Calabrese-style stuffed anchovies | Let’s cook with Nonna Rosa
Welcome back dear readers, as you well know Italian cuisine is a real treasure from north to south, including the islands, it is hard to say which delicacy is the best because they all really are. Each region has its own specialties and each reflects the passion for food that characterises our nation. I thought of traveling south where there is a real gastronomic paradise by offering you a fried fish, an irresistible dish with fried stuffed anchovies, as is tradition in Calabria, an invitation to savor every bite in the traditions of this wonderful region.
It serves 4:
24 fresh anchovy filets
200gr stale breadcrumbs
100gr breadcrumbs
Chopped parsley
50gr parmesan
1 clove of garlic
4 eggs
Salt and pepper to taste
Oil to fry
Difficulty: Easy
Time: 40 minutes
Procedure:
Clean, debone and remove the insides of the anchovies by removing the head, washing them and opening them like a book, place them on a plate.
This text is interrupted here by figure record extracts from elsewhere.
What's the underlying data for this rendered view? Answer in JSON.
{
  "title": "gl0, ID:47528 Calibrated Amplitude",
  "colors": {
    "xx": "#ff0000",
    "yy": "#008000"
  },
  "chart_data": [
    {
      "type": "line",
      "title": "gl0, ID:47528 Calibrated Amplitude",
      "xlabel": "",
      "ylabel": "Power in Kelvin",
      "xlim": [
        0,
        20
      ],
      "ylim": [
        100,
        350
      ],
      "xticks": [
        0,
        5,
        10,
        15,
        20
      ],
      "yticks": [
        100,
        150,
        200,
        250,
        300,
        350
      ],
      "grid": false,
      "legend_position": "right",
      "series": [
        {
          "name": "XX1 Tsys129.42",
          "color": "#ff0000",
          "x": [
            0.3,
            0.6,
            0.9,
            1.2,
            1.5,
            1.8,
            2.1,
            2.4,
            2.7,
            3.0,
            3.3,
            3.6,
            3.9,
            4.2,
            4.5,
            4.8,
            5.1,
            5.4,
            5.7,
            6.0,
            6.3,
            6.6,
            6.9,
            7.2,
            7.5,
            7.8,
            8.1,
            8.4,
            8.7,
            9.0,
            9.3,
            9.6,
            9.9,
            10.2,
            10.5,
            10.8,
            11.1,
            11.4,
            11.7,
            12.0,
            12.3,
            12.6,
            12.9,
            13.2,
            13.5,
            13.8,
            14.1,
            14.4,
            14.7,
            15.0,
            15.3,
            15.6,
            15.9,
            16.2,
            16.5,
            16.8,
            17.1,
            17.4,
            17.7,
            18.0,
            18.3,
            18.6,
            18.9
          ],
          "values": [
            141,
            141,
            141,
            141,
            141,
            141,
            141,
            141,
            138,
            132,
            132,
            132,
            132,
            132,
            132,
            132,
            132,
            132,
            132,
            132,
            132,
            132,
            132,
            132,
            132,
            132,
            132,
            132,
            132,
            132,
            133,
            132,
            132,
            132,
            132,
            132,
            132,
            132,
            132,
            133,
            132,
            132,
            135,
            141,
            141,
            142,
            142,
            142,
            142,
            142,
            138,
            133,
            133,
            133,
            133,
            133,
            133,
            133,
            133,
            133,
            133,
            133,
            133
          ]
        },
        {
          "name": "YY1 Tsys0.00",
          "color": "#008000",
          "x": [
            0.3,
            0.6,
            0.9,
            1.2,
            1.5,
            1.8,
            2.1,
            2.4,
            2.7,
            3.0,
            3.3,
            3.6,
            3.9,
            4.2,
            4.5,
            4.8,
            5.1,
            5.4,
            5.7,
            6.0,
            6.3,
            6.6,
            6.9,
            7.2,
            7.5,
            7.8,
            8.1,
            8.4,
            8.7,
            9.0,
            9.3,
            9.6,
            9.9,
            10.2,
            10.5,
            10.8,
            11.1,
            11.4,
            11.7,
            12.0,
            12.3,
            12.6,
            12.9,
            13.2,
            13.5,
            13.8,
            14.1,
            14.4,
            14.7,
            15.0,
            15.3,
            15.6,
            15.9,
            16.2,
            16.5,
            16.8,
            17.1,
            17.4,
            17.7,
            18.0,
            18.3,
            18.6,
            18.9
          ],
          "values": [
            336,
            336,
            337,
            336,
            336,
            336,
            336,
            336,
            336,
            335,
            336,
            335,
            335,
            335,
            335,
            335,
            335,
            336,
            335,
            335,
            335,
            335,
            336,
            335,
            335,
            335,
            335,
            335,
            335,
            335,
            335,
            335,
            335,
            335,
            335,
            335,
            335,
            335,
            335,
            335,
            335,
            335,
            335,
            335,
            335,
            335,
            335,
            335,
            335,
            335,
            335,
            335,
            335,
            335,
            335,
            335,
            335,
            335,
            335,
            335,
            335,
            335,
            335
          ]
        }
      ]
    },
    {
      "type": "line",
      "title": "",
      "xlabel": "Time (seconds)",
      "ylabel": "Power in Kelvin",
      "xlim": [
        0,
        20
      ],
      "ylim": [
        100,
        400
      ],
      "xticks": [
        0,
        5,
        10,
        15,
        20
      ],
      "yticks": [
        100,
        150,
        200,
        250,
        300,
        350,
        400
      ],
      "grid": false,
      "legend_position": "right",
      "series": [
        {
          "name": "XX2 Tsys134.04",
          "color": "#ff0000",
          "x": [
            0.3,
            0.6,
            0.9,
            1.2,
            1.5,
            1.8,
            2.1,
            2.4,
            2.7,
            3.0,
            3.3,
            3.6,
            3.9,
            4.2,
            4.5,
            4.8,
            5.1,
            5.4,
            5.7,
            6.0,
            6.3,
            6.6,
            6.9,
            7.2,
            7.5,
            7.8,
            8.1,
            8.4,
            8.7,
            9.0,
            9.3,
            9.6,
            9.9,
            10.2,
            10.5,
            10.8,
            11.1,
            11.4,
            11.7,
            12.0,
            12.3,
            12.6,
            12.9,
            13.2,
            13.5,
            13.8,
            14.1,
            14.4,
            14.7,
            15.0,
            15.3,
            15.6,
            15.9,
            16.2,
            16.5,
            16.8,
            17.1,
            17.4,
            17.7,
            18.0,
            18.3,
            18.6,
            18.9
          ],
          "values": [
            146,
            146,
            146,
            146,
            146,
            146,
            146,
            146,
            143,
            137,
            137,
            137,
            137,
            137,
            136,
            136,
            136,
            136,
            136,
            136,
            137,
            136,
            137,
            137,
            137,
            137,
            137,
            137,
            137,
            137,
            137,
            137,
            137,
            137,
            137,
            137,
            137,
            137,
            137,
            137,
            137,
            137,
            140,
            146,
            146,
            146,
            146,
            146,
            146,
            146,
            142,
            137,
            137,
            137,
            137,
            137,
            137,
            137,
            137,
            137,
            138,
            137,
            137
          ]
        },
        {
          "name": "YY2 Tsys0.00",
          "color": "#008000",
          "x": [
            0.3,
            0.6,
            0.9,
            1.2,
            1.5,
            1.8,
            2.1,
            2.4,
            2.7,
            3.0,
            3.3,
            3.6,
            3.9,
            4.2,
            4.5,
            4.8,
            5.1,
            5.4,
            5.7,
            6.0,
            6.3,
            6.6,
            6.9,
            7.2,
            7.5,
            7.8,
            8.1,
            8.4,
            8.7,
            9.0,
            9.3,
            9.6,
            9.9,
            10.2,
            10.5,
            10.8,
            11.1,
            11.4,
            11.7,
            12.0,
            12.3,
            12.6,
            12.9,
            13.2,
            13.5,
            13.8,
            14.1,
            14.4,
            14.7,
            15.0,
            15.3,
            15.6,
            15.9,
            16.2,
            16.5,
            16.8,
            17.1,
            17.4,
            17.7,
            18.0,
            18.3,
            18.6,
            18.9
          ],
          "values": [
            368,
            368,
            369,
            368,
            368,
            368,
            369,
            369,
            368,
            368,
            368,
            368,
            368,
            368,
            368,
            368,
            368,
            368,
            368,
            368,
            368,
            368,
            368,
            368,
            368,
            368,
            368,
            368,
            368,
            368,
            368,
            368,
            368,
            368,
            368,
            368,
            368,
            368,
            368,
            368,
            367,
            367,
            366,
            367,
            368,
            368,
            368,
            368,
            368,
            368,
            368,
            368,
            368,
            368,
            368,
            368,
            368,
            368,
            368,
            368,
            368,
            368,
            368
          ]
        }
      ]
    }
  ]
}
Prepare the filling, in a bowl put part of the finely grated stale breadcrumbs, two eggs, the Parmesan cheese, add the pepper and salt to taste, a little parsley, the minced garlic clove. Now mix the filling, by using your hands it will blend perfectly, if necessary add a drop of water and continue to knead until the filling is ready. In a separate bowl, beat the other two eggs and dip the anchovies (one at a time) after having lightly salted them. Place the filling between two anchovies and dip them together in the egg, then in the breadcrumbs and they are ready to be fried. Bring the frying oil to the boil in a pan (I prefer groundnut oil), fry them for about four minutes per side, then place them on kitchen paper to remove the excess oil… and they are ready to be served hot and crunchy on a platter.